Ça pourrait être pire, Durandal. Vous pourriez être catholique et alors vous seriez desservi par des évêques rampants et leur président servile, Mgr Martin Veillette, qui s'est fendu d'une lettre en 2009 pour apuuyer le gouvernement contre les parents de Drummondville, sachant très bien que sa lettre aux Chevaliers de Colomb allait être utilisée par les procureurs du minsitère de l'Éducation. La lâcheté qui se tait est moins pire que la lâcheté qui appuie les puissants contre les petits.

Emlyn Uwch Cych a dit…

@Durandal

The Fellowship of Evangelical Baptist Churches in Canada is one of several Baptist denominations which is an Affiliate Denomination of the Evangelical Fellowship of Canada.

I understand that the various denominations work through the EFC to present a common front on social issues like this. Indeed, the EFC has presented a very strong factum to the SCC in this case.

Blessings.

Durandal a dit…

Emlyn Uwch Cych :

Je me suis mélangé. C'est la Evangelical Free Church of Canada (www.efccm.ca) qui n'a plus d'église au Québec depuis 2010.

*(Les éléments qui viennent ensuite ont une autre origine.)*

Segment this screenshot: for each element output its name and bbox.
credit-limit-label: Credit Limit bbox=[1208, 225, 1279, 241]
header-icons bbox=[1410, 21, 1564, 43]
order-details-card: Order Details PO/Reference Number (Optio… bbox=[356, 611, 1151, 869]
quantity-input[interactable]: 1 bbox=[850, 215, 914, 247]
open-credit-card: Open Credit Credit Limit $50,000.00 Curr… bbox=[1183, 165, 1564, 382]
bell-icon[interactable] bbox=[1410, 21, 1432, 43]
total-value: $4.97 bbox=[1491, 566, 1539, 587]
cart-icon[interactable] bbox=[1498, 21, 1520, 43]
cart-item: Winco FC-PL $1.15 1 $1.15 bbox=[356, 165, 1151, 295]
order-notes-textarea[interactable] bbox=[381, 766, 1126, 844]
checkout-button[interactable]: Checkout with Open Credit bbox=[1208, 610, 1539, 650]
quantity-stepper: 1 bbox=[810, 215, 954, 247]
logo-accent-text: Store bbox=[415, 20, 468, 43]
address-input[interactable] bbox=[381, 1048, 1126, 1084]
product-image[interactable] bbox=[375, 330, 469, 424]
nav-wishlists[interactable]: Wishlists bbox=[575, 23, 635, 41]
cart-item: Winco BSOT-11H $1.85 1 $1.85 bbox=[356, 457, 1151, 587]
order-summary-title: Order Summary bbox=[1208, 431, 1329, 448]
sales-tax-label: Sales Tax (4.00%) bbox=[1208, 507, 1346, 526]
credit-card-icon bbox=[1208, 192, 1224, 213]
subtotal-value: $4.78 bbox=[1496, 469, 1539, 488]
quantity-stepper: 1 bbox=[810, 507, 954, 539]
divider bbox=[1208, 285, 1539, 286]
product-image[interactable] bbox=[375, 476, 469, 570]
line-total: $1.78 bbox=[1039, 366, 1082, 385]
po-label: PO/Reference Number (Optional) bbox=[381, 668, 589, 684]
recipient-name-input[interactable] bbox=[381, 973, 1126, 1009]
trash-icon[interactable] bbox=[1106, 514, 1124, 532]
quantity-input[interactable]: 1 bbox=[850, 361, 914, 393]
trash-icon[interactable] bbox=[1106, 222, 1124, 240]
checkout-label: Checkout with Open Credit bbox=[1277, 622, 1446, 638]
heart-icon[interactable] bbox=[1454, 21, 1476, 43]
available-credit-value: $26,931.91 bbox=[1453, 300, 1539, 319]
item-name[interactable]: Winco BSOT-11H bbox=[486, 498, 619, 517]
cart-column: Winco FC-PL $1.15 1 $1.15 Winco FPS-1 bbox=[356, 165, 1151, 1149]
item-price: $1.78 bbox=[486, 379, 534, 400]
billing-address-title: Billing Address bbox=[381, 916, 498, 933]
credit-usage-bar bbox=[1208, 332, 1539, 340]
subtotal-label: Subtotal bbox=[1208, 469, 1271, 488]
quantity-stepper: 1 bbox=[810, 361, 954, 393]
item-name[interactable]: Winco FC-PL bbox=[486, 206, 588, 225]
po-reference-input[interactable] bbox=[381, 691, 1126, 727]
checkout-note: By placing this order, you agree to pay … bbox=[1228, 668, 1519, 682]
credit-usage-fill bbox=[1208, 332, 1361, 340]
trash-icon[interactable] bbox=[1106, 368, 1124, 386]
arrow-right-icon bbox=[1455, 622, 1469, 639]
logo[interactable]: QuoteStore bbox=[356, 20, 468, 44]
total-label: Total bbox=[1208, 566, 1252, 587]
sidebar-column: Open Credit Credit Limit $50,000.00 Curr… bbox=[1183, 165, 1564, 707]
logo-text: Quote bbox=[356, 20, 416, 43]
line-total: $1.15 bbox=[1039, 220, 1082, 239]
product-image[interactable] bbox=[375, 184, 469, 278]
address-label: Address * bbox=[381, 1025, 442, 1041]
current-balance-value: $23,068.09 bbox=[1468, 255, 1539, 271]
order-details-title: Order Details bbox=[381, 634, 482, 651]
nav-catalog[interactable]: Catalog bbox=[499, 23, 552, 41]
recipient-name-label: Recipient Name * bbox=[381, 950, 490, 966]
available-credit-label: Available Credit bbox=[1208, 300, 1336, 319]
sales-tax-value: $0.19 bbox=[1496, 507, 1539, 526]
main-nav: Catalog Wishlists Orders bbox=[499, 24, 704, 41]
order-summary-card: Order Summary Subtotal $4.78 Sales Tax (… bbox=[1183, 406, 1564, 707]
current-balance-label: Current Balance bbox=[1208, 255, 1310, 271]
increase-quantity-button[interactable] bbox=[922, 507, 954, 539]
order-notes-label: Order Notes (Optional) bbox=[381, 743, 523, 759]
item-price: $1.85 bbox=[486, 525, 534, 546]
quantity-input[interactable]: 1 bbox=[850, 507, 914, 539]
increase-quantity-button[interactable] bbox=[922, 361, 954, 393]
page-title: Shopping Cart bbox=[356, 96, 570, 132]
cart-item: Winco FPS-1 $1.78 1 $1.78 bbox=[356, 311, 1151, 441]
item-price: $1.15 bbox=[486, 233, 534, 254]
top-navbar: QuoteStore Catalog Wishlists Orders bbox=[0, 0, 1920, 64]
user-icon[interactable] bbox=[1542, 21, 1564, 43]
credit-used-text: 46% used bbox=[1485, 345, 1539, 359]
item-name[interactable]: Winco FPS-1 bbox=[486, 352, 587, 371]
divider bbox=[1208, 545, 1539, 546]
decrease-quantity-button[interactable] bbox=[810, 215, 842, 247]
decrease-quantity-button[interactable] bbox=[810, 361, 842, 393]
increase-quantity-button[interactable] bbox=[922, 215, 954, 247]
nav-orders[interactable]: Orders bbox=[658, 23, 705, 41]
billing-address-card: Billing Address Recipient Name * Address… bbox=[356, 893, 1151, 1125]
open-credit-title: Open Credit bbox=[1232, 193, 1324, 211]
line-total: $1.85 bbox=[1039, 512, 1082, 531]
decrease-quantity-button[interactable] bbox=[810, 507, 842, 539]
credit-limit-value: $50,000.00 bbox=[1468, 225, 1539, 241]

Donc comme vous dites, l'Association d'Églises Baptistes Évangéliques du Québec (www.aebeq.qc.ca) est membre de l'Association d'Églises Baptistes Évangéliques du Canada (www.fr.fellowship.ca), qui est elle-même membre de l'Alliance évangélique du Canada.

Mais je pense quand même que l'AÉBÉQ devrait se mobiliser car elle est directement concernée.